Na América Latina, essas tendências também se repetem. Segundo Pablo Ceriani, a “janela do refúgio” é um direito cada vez mais restrito, fora do alcance da maioria dos demandantes (e também de outras categorias de migração forçada). No Brasil, que costumava ser reconhecido por um histórico generoso com os refugiados, o número de solicitações de refúgio hoje ultrapassa consideravelmente os pedidos aceitos (Villen, 2018). As portarias 666 e 770 de 2019 do Ministério da Justiça, que reintroduzem a deportação sumária de “estrangeiros”, são um claro sinal de retorno à construção da visão do estrangeiro – imigrantes e refugiados – como um potencial inimigo que ameaça a segurança nacional (Quintanilha, 2019).
Em suma, as leis e práticas restritivas do refúgio desrespeitam o sistema internacional de proteção dos refugiados, expondo ainda mais as pessoas que sofrem violência em seus países. No atual contexto da coronacrise, essas fronteiras nacionais se fortalecem e se tornam mais arbitrárias, de forma que a tendência é de uma piora adicional na já complicada situação dos refugiados.
Por fim, uma importante reflexão se faz oportuna: quais serão os principais efeitos dessa nova realidade, que sinaliza o fim do direito ao refúgio? Além das mortes, expulsões e sofrimentos, é preciso lembrar que aqueles que não conseguem o estatuto de refugiado são muitas vezes levados a viver sem documentos, ou seja, na clandestinidade, estando ainda mais expostos a abusos e exploração na vida cotidiana e no trabalho.

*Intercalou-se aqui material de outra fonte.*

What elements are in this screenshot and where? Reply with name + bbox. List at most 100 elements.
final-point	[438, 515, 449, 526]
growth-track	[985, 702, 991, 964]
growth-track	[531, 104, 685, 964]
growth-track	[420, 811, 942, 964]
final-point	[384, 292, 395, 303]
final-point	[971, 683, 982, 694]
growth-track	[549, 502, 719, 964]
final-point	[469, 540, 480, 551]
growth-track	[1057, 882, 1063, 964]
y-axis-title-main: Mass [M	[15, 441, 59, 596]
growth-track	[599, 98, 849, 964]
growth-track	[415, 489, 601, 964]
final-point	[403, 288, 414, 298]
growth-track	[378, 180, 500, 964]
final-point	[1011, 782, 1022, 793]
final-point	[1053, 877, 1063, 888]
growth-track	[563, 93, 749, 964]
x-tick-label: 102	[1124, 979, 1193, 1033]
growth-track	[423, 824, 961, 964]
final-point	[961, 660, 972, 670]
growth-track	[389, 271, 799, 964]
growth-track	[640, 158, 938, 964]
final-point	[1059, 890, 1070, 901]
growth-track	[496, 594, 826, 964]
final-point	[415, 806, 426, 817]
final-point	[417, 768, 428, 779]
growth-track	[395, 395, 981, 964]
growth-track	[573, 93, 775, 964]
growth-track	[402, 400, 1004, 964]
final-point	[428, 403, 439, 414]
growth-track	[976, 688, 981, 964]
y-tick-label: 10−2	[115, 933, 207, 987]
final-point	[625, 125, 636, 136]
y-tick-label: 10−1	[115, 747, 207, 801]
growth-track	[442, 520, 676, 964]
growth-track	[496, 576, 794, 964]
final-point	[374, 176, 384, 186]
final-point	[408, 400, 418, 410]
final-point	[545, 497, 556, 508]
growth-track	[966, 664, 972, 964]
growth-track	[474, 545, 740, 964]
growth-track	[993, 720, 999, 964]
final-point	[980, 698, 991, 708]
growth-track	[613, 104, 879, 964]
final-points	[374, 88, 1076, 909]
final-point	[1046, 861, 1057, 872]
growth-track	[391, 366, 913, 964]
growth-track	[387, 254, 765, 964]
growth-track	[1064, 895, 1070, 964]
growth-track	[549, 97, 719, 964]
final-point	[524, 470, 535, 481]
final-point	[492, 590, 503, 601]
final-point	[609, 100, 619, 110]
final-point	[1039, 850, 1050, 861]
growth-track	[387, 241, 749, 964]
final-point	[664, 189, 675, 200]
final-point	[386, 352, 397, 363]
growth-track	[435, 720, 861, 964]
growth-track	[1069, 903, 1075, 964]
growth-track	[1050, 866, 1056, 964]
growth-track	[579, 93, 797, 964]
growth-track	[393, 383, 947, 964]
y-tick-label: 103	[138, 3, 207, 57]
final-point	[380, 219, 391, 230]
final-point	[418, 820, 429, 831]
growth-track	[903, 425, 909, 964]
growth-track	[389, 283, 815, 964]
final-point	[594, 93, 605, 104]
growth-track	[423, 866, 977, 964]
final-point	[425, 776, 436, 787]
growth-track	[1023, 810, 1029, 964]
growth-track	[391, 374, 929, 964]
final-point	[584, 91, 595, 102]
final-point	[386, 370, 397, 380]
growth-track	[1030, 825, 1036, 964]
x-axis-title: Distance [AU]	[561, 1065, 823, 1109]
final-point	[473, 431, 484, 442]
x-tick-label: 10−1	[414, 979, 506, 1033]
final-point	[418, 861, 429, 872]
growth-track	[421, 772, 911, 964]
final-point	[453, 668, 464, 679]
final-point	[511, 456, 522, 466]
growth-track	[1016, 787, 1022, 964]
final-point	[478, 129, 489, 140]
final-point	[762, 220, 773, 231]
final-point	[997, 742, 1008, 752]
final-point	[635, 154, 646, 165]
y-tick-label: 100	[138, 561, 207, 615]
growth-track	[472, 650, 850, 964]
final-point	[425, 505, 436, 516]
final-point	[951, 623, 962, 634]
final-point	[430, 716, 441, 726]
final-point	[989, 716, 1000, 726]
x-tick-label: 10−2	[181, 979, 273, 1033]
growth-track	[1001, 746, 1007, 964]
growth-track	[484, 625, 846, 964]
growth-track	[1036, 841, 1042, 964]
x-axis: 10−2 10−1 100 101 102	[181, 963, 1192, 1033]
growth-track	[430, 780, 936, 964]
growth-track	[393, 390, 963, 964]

Patrícia Villen é doutora em sociologia pela Unicamp e autora do livro (In)visíveis globais: imigração e trabalho no Brasil, Editora Alameda: São Paulo, 2018.
Referências
Basso, P. “L’ascesa del razzismo nella crisi globale”. In: Basso, P. (org.). Razzismo di stato: Stati uniti, Europa, Italia. Milano: FrancoAngeli, 2010.
Garcia, F. D. F. “Estado de emergência permanente: racialização, exclusão e detenção de estrangeiros na Itália”. Tese de doutorado – Universidade Estadual de Campinas, 2016.
Pereira, L. D. O direito internacional dos refugiados. Belo Horizonte: Del Rey, 2010.
Perocco, F. (org.) Tortura e migrazioni. Venezia: Ca’ Foscari, 2019.
Quintanilha, K. “Notas históricas sobre “pessoa perigosa” e a deportação sumária da Portaria 666”, Conjur, 7 ag. 2019.
Rutinwa, B. “The end of asylum? The changing nature of refugee policies in Africa”. Working paper 5. Oxford: New Issues in refugee research, 1999.
Villen, P. (In)visíveis globais: imigração e trabalho no Brasil. São Paulo: Alameda, 2018.
NOTA
[1] São elementos essenciais do instituto jurídico do refúgio a perseguição, o fundado temor e a extraterritoriedade (fazer a solicitação em país que não seja o seu de origem), ver Pereira (2010).